35 598 Wijziging van de Wet kinderopvang in verband met enkele wijzigingen met betrekking tot het recht op kinderopvangtoeslag

Nr. 18 BRIEF VAN DE STAATSSECRETARIS VAN SOCIALE ZAKEN EN WERKGELEGENHEID

Aan de Voorzitter van de Tweede Kamer der Staten-Generaal

Den Haag, 13 november 2020

Woensdag 11 november 2020 spraken wij elkaar tijdens het wetgevingsoverleg over het voorstel van de Wet kinderopvang in verband met wijzigingen met betrekking tot het recht op kinderopvangtoeslag1. Tijdens het overleg heb ik toegezegd schriftelijk terug te komen op het bij uw Kamer ingediende amendement van de Socialistische Partij (SP) op bovengenoemd wetsvoorstel2.

In het amendement geeft de SP aan dat lichamelijke of psychische ellende niet onnodig verdiept moet worden en dat als de aanspraak op kinderopvangtoeslag wegvalt dit niet direct betekent dat er altijd zorg gedragen kan worden voor een kind in de thuissituatie. Om die reden beoogt het amendement van de SP een discretionaire bevoegdheid aan de Minister van Sociale Zaken en Werkgelegenheid te geven, waarmee in aantoonbaar schrijnende gevallen waarin het recht op kinderopvangtoeslag is vervallen, ouders toch recht houden op kinderopvangtoeslag. In de toelichting van de SP tijdens het wetgevingsoverleg, noemde de SP zowel de gemeentelijke regeling rondom Sociaal Medische Indicatie (SMI) als het landelijke geregelde recht op kinderopvangtoeslag. Ik stel deze appreciatie daarom in twee delen op. In de eerste plaats bespreek ik de gemeentelijke regeling rondom SMI. In het tweede gedeelte ga ik in op de regels rondom kinderopvangtoeslag.
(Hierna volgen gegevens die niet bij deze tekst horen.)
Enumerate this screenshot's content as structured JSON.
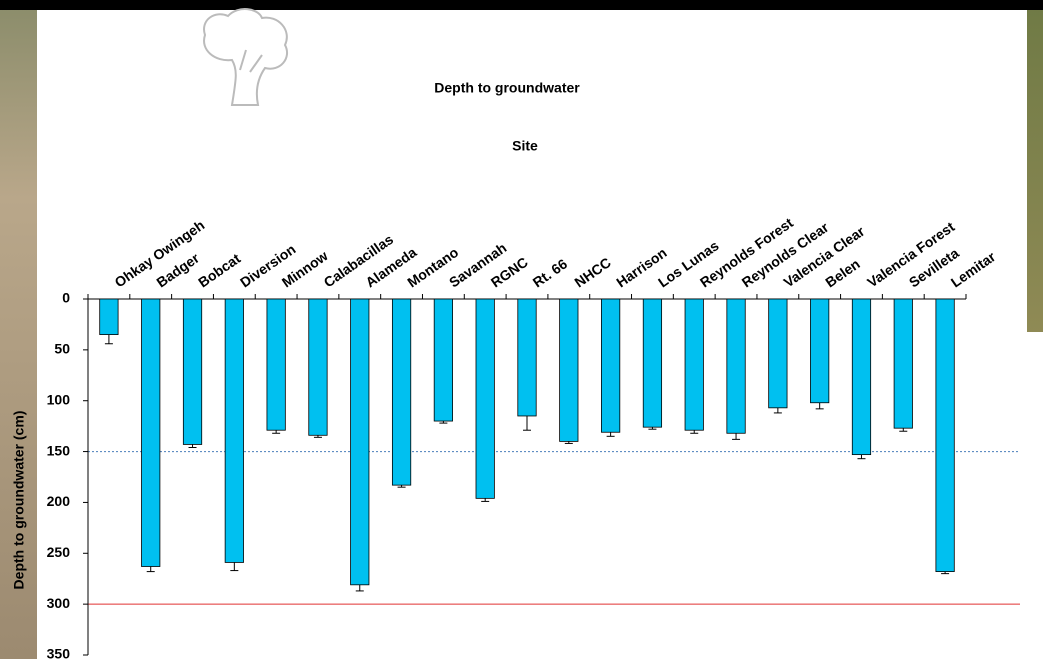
{
  "chart_data": {
    "type": "bar",
    "title": "Depth to groundwater",
    "x_label": "Site",
    "y_label": "Depth to groundwater (cm)",
    "categories": [
      "Ohkay Owingeh",
      "Badger",
      "Bobcat",
      "Diversion",
      "Minnow",
      "Calabacillas",
      "Alameda",
      "Montano",
      "Savannah",
      "RGNC",
      "Rt. 66",
      "NHCC",
      "Harrison",
      "Los Lunas",
      "Reynolds Forest",
      "Reynolds Clear",
      "Valencia Clear",
      "Belen",
      "Valencia Forest",
      "Sevilleta",
      "Lemitar"
    ],
    "values": [
      35,
      263,
      143,
      259,
      129,
      134,
      281,
      183,
      120,
      196,
      115,
      140,
      131,
      126,
      129,
      132,
      107,
      102,
      153,
      127,
      268
    ],
    "errors": [
      9,
      5,
      3,
      8,
      3,
      2,
      6,
      2,
      2,
      3,
      14,
      2,
      4,
      2,
      3,
      6,
      5,
      6,
      4,
      3,
      2
    ],
    "color": "#00c0f0",
    "ylim": [
      0,
      350
    ],
    "yticks": [
      0,
      50,
      100,
      150,
      200,
      250,
      300,
      350
    ],
    "y_reversed": true,
    "reference_lines": [
      {
        "value": 150,
        "color": "#4a7ebb"
      },
      {
        "value": 300,
        "color": "#e03030"
      }
    ]
  }
}
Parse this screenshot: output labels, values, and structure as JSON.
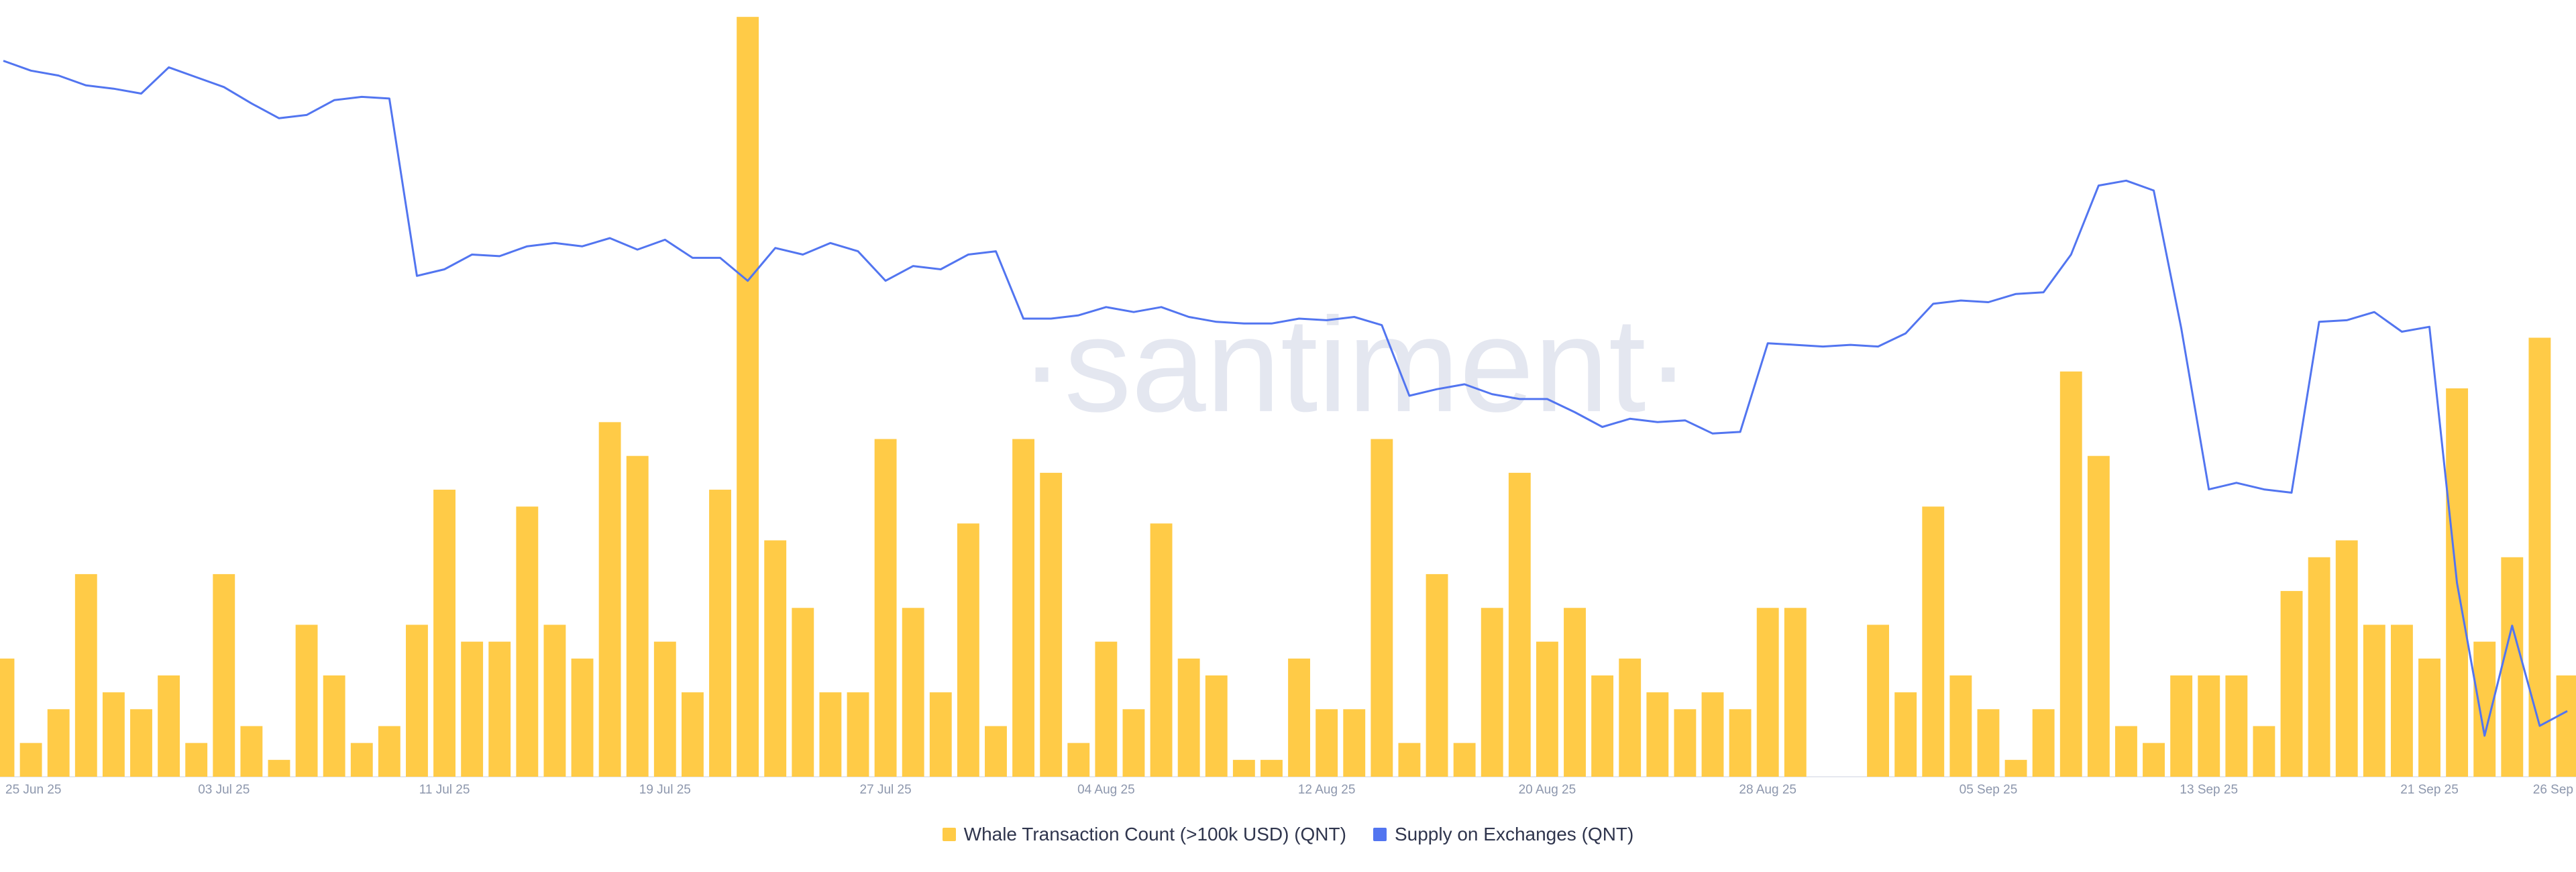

Ik ben het met de SP eens dat er meerdere redenen kunnen zijn waarom ouders niet de volledige zorg voor hun kinderen kunnen dragen en dat het wegvallen van de aanspraak op kinderopvangtoeslag soms lastig (direct) op te lossen is in de thuissituatie. De kinderopvangtoeslag is echter een generieke regeling en geen oplossing voor alle situaties die zich kunnen voordoen.

Indien ouders niet (meer) aan de voorwaarden voor het recht op kinderopvangtoeslag voldoen, maar er sprake is van een schrijnende situatie waarin de kinderen niet thuis opgevangen kunnen worden, omdat de ouders wegens lichamelijke of psychische redenen niet voor de kinderen kunnen zorgen, dan kunnen zij bij de gemeente terecht voor een tegemoetkoming in de kosten van kinderopvang op basis van SMI. Daarnaast zijn er ook andere voorzieningen die de gemeente kan inzetten.

Voor kinderen in de leeftijd van 2/2,5 tot 4 jaar is er peuteropvang en kinderen in dezelfde leeftijd met een risico op een onderwijsachterstand hebben recht op voorschoolse educatie. De gemeente kan ook hulp bieden aan ouders en kinderen vanuit de Wet maatschappelijke ondersteuning of de Jeugdwet wanneer de thuissituatie daarom vraagt.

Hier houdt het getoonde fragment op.